I no longer am in regulatory affairs. I stopped working for a medical device company as their regulatory scientist in 2017. I liked the job at the beginning. It incorporated my skills in research and writing technical documents but after a while I became stressed by the responsibility of moving submissions through the FDA. I became aware that leading a project was going to be my be all and end all. If it ever went south, I would be held accountable for it. And I was. There was an instance when we went for a device that had three shapes to it. The FDA wanted one of the shapes removed or else it would not clear the submission and the device. We agreed, but the CEO of the company blamed me for this deleted shape’s demise. It wasn’t a good thing for me and it caused me my career there to go into a decline. It was not my fault. The shape they wanted caused problems in the clinic. It was all entirely the FDA’s purview to decide on the safety of a submitted device.
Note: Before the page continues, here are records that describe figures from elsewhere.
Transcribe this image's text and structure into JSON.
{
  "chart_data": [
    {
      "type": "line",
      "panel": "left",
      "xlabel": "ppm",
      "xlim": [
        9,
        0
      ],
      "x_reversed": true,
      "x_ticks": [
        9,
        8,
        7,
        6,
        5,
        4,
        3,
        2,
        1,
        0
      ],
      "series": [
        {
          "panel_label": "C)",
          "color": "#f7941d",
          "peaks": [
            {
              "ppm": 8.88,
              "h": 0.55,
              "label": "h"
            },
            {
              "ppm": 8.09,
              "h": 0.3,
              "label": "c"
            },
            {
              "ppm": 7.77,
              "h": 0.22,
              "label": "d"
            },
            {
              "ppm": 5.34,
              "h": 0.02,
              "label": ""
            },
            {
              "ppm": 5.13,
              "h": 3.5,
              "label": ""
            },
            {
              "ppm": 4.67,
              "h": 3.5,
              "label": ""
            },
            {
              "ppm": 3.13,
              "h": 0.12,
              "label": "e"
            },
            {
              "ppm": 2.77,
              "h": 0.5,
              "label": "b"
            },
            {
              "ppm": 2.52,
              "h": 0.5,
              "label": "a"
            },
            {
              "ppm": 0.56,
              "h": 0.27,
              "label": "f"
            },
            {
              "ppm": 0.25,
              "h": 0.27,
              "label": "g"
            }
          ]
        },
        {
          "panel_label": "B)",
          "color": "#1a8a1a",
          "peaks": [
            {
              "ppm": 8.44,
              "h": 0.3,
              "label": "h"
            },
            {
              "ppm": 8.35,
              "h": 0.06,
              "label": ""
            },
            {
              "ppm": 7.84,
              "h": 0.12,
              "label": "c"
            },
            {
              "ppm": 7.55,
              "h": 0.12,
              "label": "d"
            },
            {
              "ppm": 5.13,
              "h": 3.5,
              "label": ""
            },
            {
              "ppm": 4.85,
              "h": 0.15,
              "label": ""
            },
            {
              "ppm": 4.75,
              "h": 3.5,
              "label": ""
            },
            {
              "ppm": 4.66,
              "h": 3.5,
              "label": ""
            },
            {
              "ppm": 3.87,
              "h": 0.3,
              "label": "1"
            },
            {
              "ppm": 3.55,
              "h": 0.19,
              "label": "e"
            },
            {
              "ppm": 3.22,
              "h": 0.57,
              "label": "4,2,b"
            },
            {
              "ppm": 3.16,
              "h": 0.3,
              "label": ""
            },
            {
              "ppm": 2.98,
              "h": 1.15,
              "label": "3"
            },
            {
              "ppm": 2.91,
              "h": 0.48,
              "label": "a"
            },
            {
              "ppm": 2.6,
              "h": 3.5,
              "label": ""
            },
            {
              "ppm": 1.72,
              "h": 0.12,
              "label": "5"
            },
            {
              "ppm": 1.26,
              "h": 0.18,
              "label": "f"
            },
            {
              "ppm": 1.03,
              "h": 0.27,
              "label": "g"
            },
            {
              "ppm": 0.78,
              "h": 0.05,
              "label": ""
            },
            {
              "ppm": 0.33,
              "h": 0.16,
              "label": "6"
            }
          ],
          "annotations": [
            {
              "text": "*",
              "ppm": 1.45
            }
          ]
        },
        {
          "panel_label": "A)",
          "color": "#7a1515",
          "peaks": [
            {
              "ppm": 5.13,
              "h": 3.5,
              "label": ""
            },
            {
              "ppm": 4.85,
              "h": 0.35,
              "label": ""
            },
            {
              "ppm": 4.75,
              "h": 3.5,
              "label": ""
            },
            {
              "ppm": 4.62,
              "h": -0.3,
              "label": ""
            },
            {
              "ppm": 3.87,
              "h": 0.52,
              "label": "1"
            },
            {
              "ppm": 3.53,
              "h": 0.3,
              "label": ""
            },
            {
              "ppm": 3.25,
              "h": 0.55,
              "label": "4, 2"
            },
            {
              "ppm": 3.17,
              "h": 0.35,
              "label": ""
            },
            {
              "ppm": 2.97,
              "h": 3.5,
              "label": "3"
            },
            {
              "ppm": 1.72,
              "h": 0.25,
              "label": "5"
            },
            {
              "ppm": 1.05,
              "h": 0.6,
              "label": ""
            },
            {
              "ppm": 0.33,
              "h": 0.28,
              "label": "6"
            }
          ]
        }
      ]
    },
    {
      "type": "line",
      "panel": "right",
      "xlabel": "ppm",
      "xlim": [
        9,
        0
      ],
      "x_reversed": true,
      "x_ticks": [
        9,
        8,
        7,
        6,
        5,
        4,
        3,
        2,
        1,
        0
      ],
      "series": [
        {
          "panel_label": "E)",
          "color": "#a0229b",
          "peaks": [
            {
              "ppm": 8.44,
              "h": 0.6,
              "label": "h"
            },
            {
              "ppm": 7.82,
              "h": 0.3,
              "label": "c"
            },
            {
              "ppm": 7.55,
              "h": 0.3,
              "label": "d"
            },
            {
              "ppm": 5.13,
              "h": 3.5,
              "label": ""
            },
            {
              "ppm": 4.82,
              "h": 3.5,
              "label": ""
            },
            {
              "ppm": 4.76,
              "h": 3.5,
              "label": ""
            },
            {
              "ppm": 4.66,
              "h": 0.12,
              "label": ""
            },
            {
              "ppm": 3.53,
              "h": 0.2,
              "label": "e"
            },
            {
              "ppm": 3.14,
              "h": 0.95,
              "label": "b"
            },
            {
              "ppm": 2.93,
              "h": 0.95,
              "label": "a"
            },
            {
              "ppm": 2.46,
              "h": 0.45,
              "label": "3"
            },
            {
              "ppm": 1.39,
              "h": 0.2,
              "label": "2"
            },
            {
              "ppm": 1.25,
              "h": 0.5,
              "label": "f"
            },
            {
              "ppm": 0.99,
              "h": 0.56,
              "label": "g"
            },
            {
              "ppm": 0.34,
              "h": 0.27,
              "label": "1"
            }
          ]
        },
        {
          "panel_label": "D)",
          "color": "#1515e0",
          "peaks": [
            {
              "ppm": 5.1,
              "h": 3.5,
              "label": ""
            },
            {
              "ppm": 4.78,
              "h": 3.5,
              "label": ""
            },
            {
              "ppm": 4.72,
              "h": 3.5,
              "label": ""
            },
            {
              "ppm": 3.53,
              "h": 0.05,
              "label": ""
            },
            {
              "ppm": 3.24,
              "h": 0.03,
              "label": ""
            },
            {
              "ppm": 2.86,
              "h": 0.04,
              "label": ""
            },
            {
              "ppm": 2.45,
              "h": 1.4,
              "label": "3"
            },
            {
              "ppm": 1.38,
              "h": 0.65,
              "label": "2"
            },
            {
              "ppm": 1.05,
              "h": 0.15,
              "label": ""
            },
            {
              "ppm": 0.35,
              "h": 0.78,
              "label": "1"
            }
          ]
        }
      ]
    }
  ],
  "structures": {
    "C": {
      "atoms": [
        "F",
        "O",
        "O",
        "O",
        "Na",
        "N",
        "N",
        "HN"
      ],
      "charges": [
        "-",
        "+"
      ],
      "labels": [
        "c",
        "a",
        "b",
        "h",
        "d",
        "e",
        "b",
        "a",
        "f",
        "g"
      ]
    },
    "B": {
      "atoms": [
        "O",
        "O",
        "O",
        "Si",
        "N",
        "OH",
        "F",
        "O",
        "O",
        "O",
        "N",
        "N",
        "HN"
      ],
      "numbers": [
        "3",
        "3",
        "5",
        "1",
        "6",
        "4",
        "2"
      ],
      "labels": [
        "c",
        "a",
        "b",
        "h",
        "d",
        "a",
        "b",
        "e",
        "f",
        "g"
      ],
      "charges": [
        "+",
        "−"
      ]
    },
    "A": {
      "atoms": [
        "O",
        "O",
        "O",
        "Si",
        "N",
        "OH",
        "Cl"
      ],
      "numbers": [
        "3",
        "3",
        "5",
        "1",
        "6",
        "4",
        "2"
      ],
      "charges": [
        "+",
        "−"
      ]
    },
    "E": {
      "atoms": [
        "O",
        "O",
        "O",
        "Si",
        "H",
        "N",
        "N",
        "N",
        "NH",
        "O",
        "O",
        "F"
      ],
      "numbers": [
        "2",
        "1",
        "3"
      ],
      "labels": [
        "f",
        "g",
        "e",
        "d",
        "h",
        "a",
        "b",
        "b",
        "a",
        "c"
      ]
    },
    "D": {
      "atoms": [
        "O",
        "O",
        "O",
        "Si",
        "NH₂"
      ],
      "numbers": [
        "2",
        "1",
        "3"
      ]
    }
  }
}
So I am now a full time writer, author, publisher and blogger. Looking for a job in regulatory has not been fruitful (I had some thoughts that wanted me to try for it again) and I began to think of how it might be like and then the recollection of what I went through in that place I worked at made me less eager to pursue looking for a regulatory job. Yes, the income would have been most welcome. They pay regulatory people well. But with that kind of income comes a great deal of responsibility, and stress and I wasn’t looking for that. I don’t want to say this but it’s true: with a big income you get to become a target for people if things don’t go right for whatever projects you are given. It’s not enough that the products are seemingly good. It’s what the company puts into these products in terms of their engineering and risk analyses. Knowing something more about these products over what they tell you what it does is something regulatory specialists have to do. If it’s something that’s not in your background (mine was in biology-chemistry) then it might be a lot of work to do research into the product. I cannot accept their word that this product works well enough to do it’s intended use. I have to do a lot of digging to see if their reports are true. Their QA needs to hold up and this is another thing that I have to deal with. It’s a lot of work. I’m not interested in doing all this – just writing the submission and submitting it to FDA is not enough. I just have a mind that’s now more creative and imaginative, not wanting to get into the prison of technical jargon and statistics.